A delightful and refreshing change from the hackneyed form of entertainment which makes us grateful to Marion Davies that again she has the vision and courage to depart from the beaten track of formula-made pictures.

The screen adaptation followed Sir James Barrie's whimsical stage play with fidelity and the plight of the town belle, who falls into old maidish ways, as well as her solution of her love problem, should be a lesson to many a girl of today.

Flappers were flappers in the good old days and, although they toted no gin, they could still show a bit of ankle with killing effect.

Even then they knew how to put on their flapper uniform and get their man, like the Northwest Mounted.

Conrad Nagel, as the young Britisher who kissed and then ran off to the war, shares the honors with his charming star.

And Helen Jerome Eddy, that fine young actress, makes good again.

If you have any of the real flower of romance in your hearts and would appreciate a change from the stereotyped brand of pictures we are getting all too much of these days, take the whole family along to live for a few hours in the moonlight.

And all you girls who are worrying about being old maids at thirty, take a lesson fro Phoebe of "Quality Street'" and go and do likewise.\


QUALITY STREET
starring Marion Davies and Conrad Nagel
MOTION PICTURE MAGAZINE
February 1928

It really isn't anyone's fault that "Quality Street" is only very, very mild entertainment. it isn't acted as well as it might have been, but the direction and the settings are unusually fine.

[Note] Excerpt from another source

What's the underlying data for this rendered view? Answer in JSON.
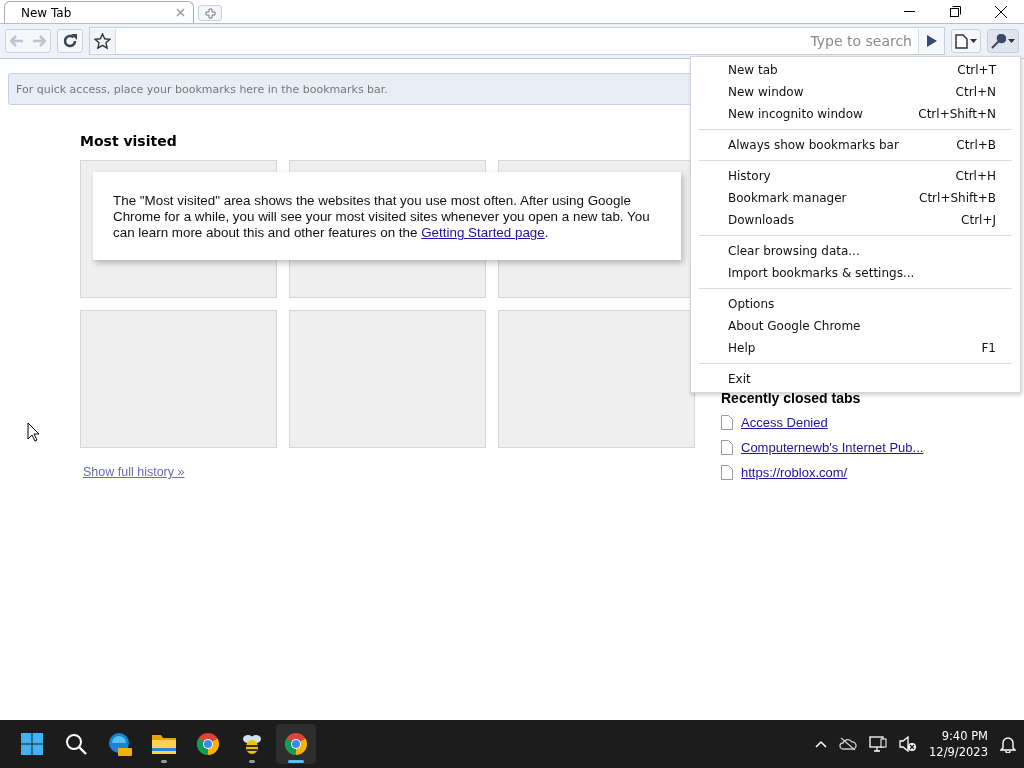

And we doubt if anyone else could have made the story of the genteel ladies of Quality Street come to really charmed life on the screen. Everyone knows about Barrie - we need not use the time-honored adjectives. But he is hard to capture on the screen. This story, in case you don't know it, is about a girl whose beau goes off to the war and comes back to find her an old maid.

Marion Davies is persistently quaint, with costumes, curls and a hop, skip and a jump. But she seems constantly in danger of breaking out into some good old 1928 brand of fun. Conrad Nagel is better, but the real performance is given by Helen Jerome Eddy as Phoebe's sister.